―お留守番の子どもは なんにでもなれる。どこまでも 行ける―
『スロバキアのともだち・はなとゆろ おるすばんのぼうけん』(福井さとこ 作 JULA出版局)
表紙を見ておわかりいただけるでしょうか?
この絵本、素朴であたたかみのある西洋木版(版画)で描かれているのです。
目がチカチカするよなキラキラの絵本が「どや!」と平置きされた店内で、もしかしたら一度は見過ごされてしまうかも...この ぐっと落ち着いた色調。
「あ、みつけた」
ほんとうを言えば、
わたしだけの一冊、胸に抱えたくなるような絵本との出会いはこうでなくっちゃいけません。
* * * * *
作者は新人・福井さとこさん。
学生時代より憧れていた絵本作家ドゥシャン・カーライ師匠の指導を受けるため、ブラチスラバ芸術大学(スロバキア)に留学。

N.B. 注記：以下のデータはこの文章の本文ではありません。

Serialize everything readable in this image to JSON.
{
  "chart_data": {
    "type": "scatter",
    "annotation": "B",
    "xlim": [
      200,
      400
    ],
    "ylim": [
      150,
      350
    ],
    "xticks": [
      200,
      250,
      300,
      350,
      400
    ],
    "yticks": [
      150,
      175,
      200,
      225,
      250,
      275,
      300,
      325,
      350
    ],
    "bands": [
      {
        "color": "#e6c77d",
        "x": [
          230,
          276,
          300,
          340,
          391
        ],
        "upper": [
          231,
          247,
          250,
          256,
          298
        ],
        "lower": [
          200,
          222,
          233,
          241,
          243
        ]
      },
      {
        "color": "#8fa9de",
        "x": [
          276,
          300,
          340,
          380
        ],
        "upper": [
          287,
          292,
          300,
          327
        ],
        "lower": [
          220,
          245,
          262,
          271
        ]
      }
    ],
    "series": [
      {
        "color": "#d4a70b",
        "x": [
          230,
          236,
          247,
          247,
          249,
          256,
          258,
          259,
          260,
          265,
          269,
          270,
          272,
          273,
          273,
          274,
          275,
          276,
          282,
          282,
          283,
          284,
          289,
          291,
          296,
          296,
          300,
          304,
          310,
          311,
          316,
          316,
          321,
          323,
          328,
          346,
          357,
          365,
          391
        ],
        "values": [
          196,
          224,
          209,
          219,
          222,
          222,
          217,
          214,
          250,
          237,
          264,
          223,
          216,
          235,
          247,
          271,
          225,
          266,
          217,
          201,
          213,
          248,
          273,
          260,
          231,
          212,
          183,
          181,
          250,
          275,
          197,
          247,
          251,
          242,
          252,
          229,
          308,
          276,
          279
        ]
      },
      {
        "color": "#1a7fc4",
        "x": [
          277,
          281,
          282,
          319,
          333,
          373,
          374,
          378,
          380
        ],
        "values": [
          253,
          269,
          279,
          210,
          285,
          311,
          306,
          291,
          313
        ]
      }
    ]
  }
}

遥か彼の地で、人々と出会い様々な経験を重ねたことは、彼女の創作にとってかけがいのない宝ものとなったことでしょう。
なんでも、スロバキア在住の絵本作家の降矢ななさんにもずいぶんお世話になったのだとか。
* * * * *
『おるすばんのぼうけん』は、こんなお話。
おにいちゃん(ゆろ)と妹(はな)が2人でお留守番をします。
寂しがる妹に、おにいちゃんは魔法の呪文を唱えてみせます。
「チャーリー マーリー フック!」
すると可愛い馬が出てきます。
「さあ、ぼくたちも いこう!ぼうけんだ!」
靴下のウサギ、
本の形の顔をしたフクロウ博士、
最後に2人が乗り込む電車は、いったい何をこれに見立てたのでしょうか?
...それは読んでのお楽しみ♪
”布一枚”、“ダンボールひとつ”
それさえあれば
お留守番中の子どもは
なんにでも なれる。
どこまでも 行けるんですね。
『スロバキアのともだち・はなとゆろ おるすばんのぼうけん』には、実際にスロバキアで親しまれているわらべ歌や、ふしぎな呪文が たくさん登場します。
「アカフカフンダルカ......」
声に出して唱えてみてください。
親子で、あるいはお孫さんと一緒に空想の世界で遊んでください。
ひさしぶりの<空想遊び>。
そう、本来こどもって(かつてこどもだった私たちも)こんな自由な生きものだったのです!
大人がいない時間にこどもたちがどれだけ心を解き放ち、ここではない世界に遊ぶことができるのか...
福井さとこ作『おるすばんのぼうけん』は、それをあらためて我々に思い出させてくれる 【こども再発見絵本】といえるでしょう。